To see it finally come to fruition, in terms of knowing that I was coming over here a few months ago, knowing what the plans were, and knowing the fans were excited about it - to come here and do the first day, and actually be able to show everybody everything, it's phenomenal.
The ban on televising 3 p.m. kickoffs in Britain exists so that fans will go out to watch lower league games in person. But given the popularity and financial strength of the Premier League - not to mention the increasing availability of games online - it's getting harder to keep principle above profit. Do you think that ban will ever go away?
Yeah, it will. I think it will have to go away. Because at the end of the day, money talks.
I understand why they do it, and in a way I want them to carry on doing it. I love lower-league football. But football fans of the lower leagues, if they know there's a 3:00 game, will they spend 20 pounds and go to Rochdale, or will I stay in and watch Manchester United? Not all of them, but some of them will stay in.
What happens? Rochdale loses money. And I think that's a bad thing for English football generally, and the national team - and the Premier League, ultimately. I hope that Richard Scudamore and the Premier League, if they're the ones with the power, keep things like that [as they are]. But I think you also have to understand that the Premier League is a great business, and the demand is there.
So whatever they decide is fine with me.
How does working with NBC so far compare to your previous jobs with ESPN and Setanta Sports, among others?
It's totally different. It's very intense, it's very adventurous. It's a big, big deal, and I think what I've done at ESPN and Setanta before has helped me. I've been so exposed to Premier League football for so long.
I'm able to sit here and use all that knowledge. And you need all that knowledge. Because to be able to jump from Carrow Road and arrival shots of [Norwich City manager] Chris Hughton, to [Arsenal manager] Arsène Wenger - you've just got to be awake.
Hearing producers in your ear non-stop, it's a bit of a give and take.
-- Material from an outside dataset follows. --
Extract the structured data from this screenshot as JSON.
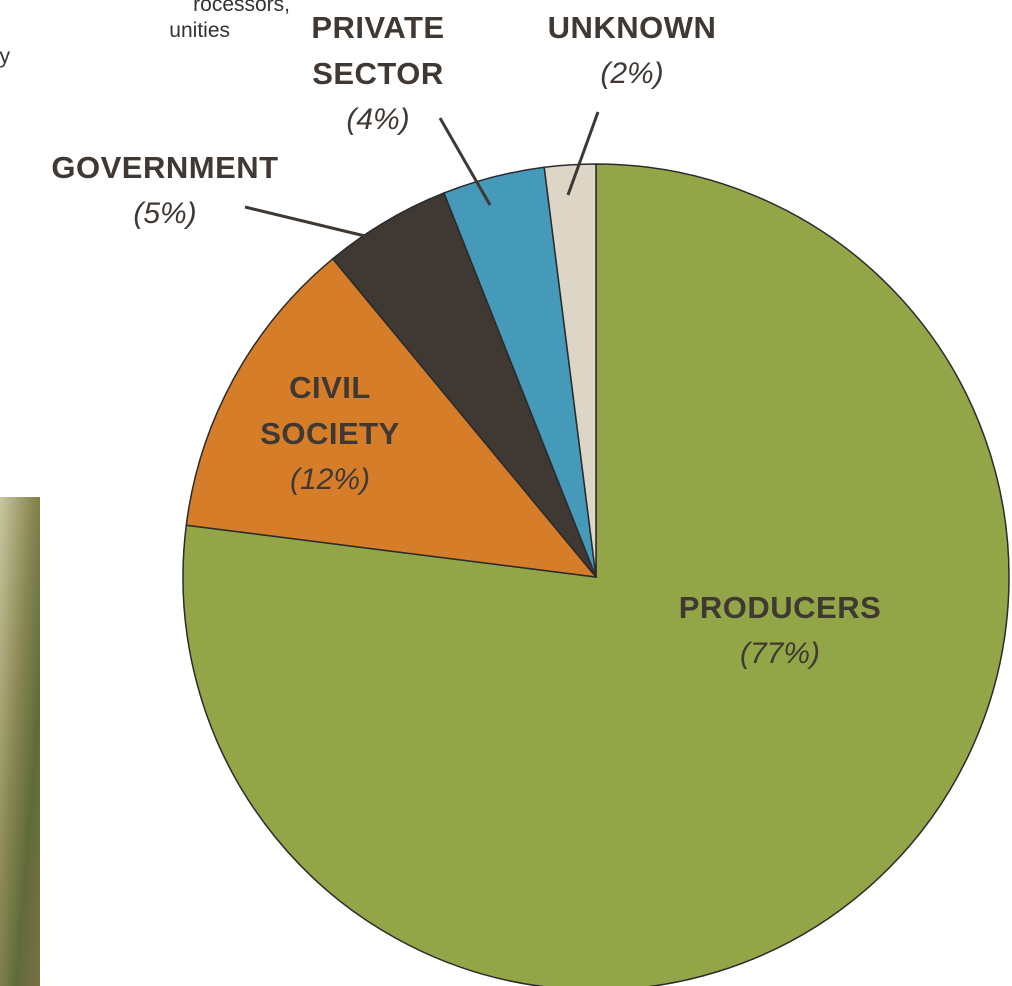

They're prompting you, but at the same time so much of it is about what you can do on the spot. Is your relationship with producers any different here than it has been in the past?
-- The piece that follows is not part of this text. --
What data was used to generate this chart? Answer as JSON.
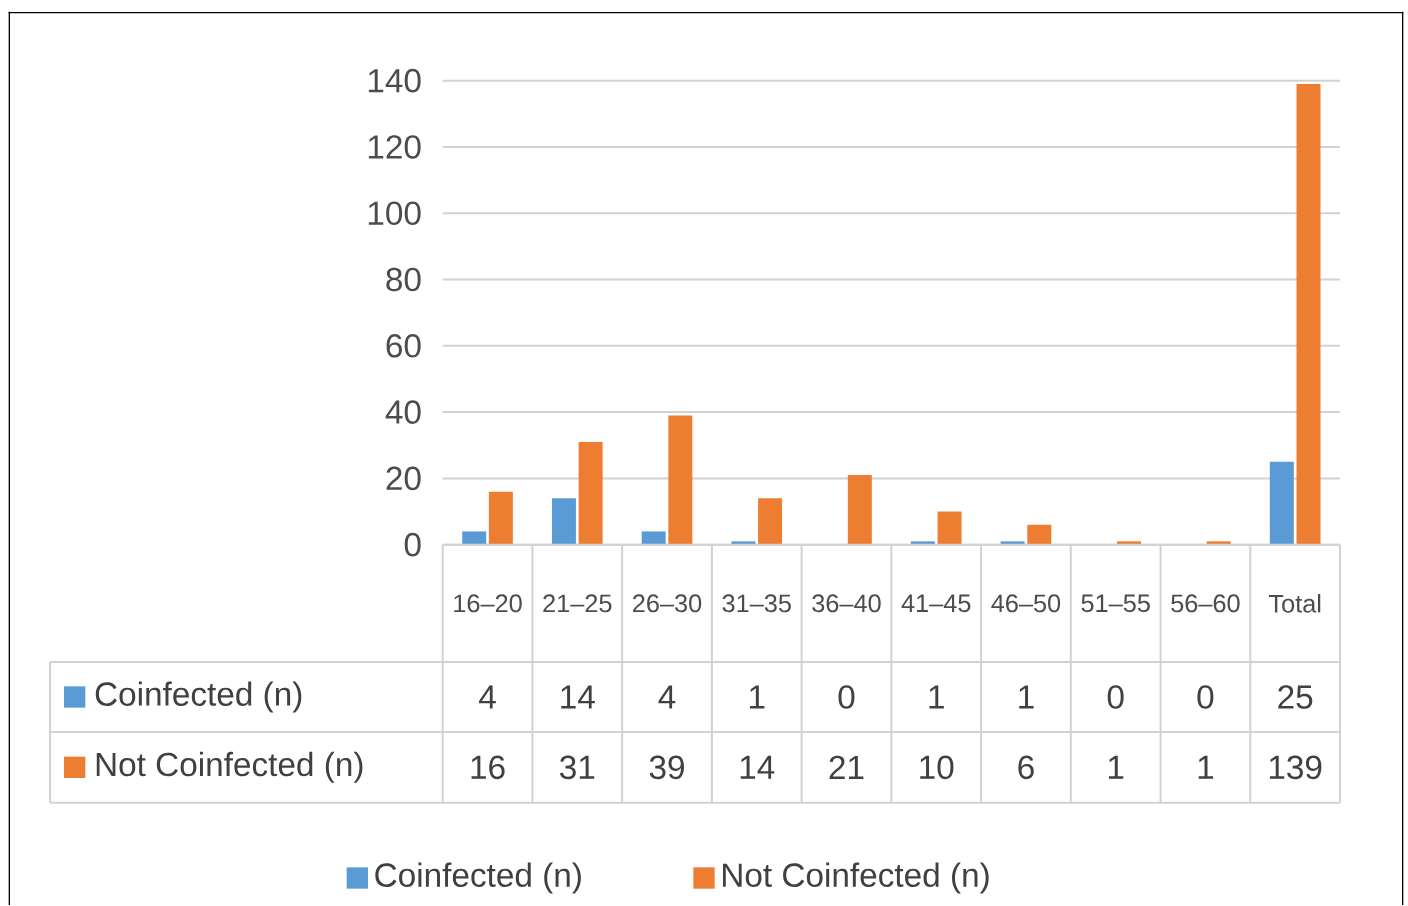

Not really. We have a slightly different talk-back system and the roles are slightly different. I'm used to hearing more voices, and here I hear one or two. So far, our working relationship has been great.
Pierre Moossa has been super in my ear, and I cannot say how crucial a role that is for me. He is the one who's saying, "Actually, no, we're not going to Arsenal, we're going to [Manchester] United and we're seeing [manager David] Moyes."
He's got to be short and sharp and snappy, because every time he comes in my ear, I've got to listen to also listen to Robbie Earle and Robbie Mustoe, and think about what I'm going to say next. So there's quite a lot going on. It was certainly an experience today.
One of the highlights that people might note from this morning was when they played "You'll Never Walk Alone" at Anfield before the Liverpool-Stoke City kickoff. We don't know much over here about how they treat that kind of moment in the U.K., but in the U.S. a lot of times, the people on air just keep talking over whatever it may be. And that goes for a lot of sports.
To stop right then and let it breathe - as you said on air, "Let's listen to the tune that is Liverpool" - what was that like in the moment that it happened?
I've got to say that it was a bit goosebump-y. I'm lucky enough to have been at Anfield when they sing "You'll Never Walk Alone," and every single time I'm there, I get goosebumps. And I'm not a Liverpool supporter. It's just one of those anthems which thrills you.
It's very alien, don't get me wrong, to not talk when you're on live TV. It's strange as a presenter. And you are kind of worrying about if you should come in. But the NBC directive was "Less is more." Maybe lots of United States fans hadn't seen that before. They don't need me talking all over it. They want to hear it and get the feeling. It was an intentional thing, and something we'll do going forward.